A double-blind, randomized, controlled trial of the effects of two eggs per day in moderately hypercholesterolemic and combined hyperlipidemic subjects taught the NCEP step I diet.J Am Coll Nutr. 1997 Dec; 16(6):551-61.JA
We investigated the effect of egg feeding in 161 hypercholesterolemic (HC) or combined hyperlipidemic (CHL) free-living subjects taught the NCEP Step I Diet.
Subjects had LDL-C between 3.36 and 4.91 mmol/L (130 and 190 mg/dL). HC subjects had triglyceride concentrations < 75th %-ile, CHL > or = 75th %-ile. Six weeks after instituting the Step I Diet, subjects were randomized to two eggs or egg substitute daily for 12 weeks.
Mean dietary intake (9-day food records) was within NCEP guidelines and 131 subjects finished with stable weight and adherence > 80%. Placebo group lipoprotein lipids were unchanged at study end for both HC (n = 35) and CHL (n = 21) subjects. Egg-fed HC subjects (n = 44) increased LDL-C nonsignificantly, 0.07 mmol/L (3 mg/dL) (p = 0.49). Egg-fed CHL subjects (n = 31) increased LDL-C 0.31 mmol/L (12 mg/dL) (p < 0.001).
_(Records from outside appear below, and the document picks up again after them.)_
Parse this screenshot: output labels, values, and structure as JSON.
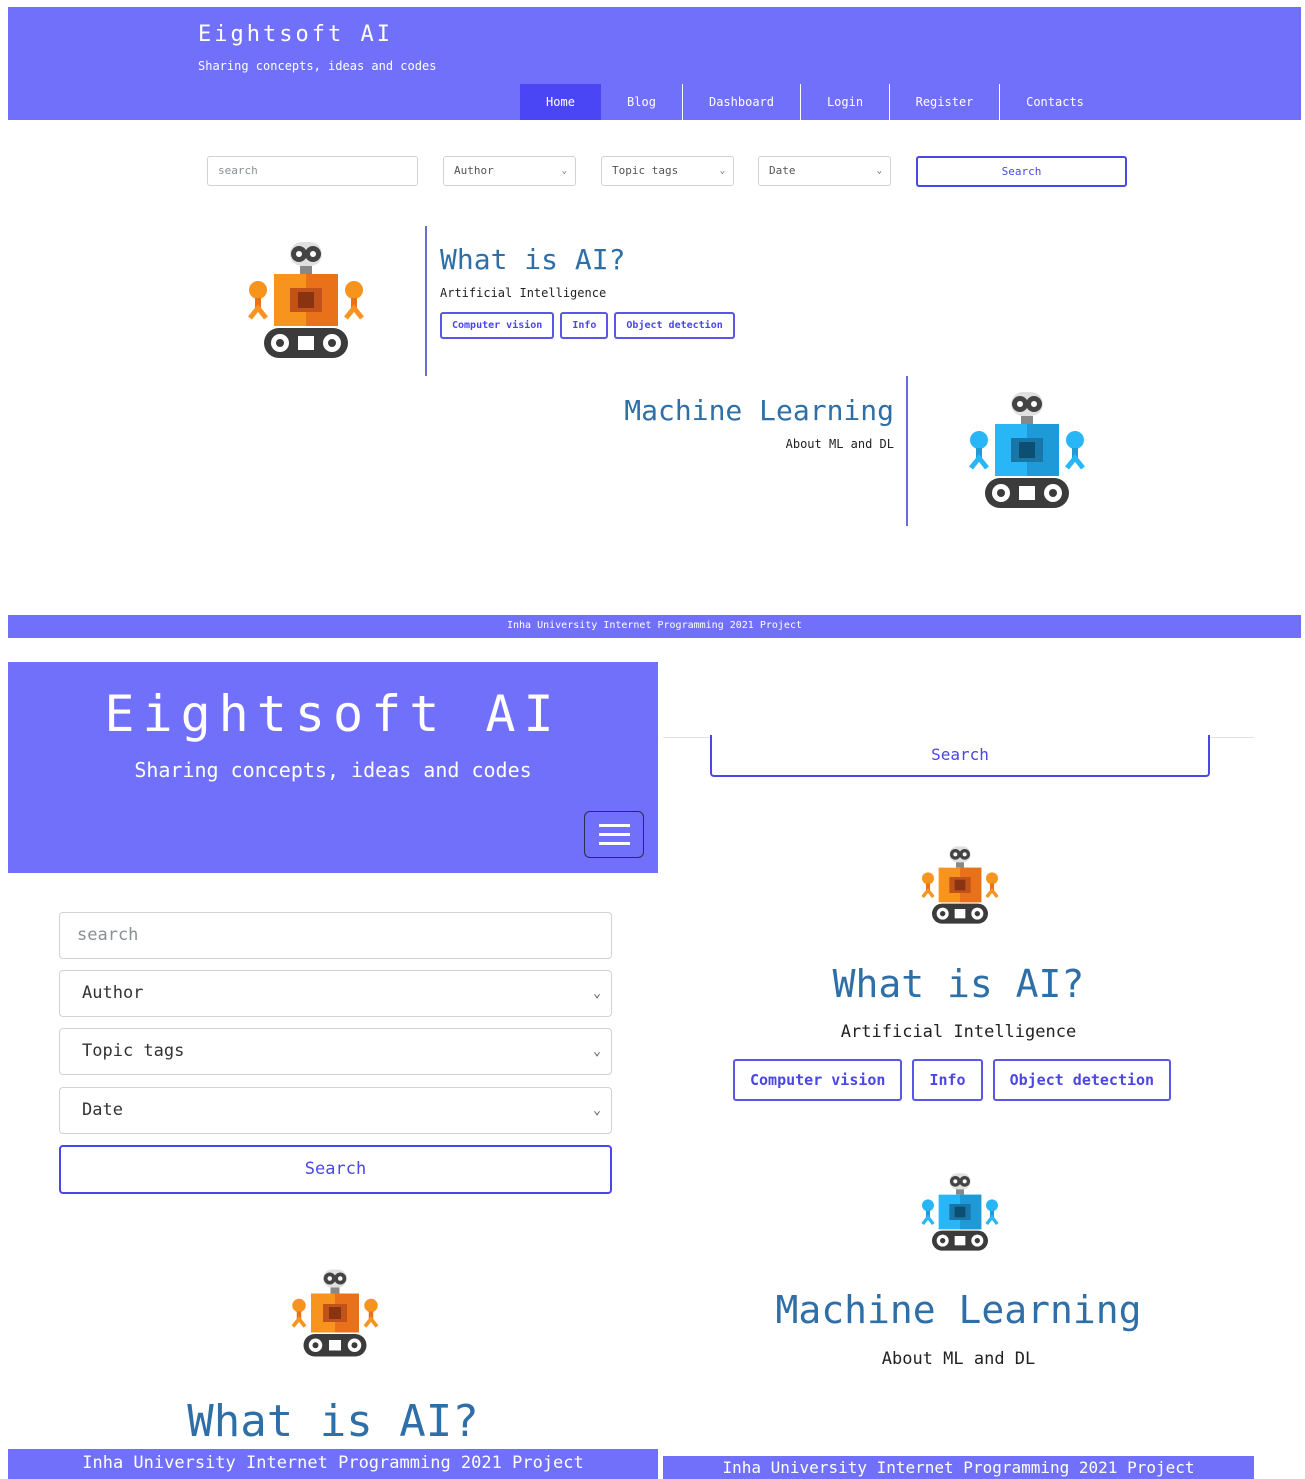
{
  "brand": {
    "title": "Eightsoft AI",
    "tagline": "Sharing concepts, ideas and codes"
  },
  "nav": [
    {
      "label": "Home",
      "active": true
    },
    {
      "label": "Blog",
      "active": false
    },
    {
      "label": "Dashboard",
      "active": false
    },
    {
      "label": "Login",
      "active": false
    },
    {
      "label": "Register",
      "active": false
    },
    {
      "label": "Contacts",
      "active": false
    }
  ],
  "filters": {
    "search_placeholder": "search",
    "author": "Author",
    "topic_tags": "Topic tags",
    "date": "Date",
    "search_button": "Search"
  },
  "posts": [
    {
      "title": "What is AI?",
      "subtitle": "Artificial Intelligence",
      "tags": [
        "Computer vision",
        "Info",
        "Object detection"
      ],
      "robot_color": "orange"
    },
    {
      "title": "Machine Learning",
      "subtitle": "About ML and DL",
      "tags": [],
      "robot_color": "blue"
    }
  ],
  "footer": {
    "text": "Inha University Internet Programming 2021 Project"
  },
  "colors": {
    "header_bg": "#7070fb",
    "active_nav": "#4a46f5",
    "accent": "#4a46e8",
    "post_title": "#2f6fa7",
    "robot_orange": "#f7941d",
    "robot_blue": "#1ea7e8"
  }
}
HDL-C increased significantly in both HC and CHL groups, 0.10 and 0.08 mmol/L (4 and 3 mg/dL, p = 0.003 and 0.02), respectively. HC and CHL subjects did not differ by apo E phenotype distribution. Postprandial triglyceride-rich lipoproteins and LDL subclass phenotype were unaffected by egg feeding in subsets of subjects.
CHL subjects ingesting a Step I Diet in a free-living setting are sensitive to egg feeding and should benefit from dietary cholesterol restriction. The limited LDL-C rise in HC subjects resembles that seen in egg-fed normocholesterolemic subjects ingesting a Step I Diet, but requires confirmation.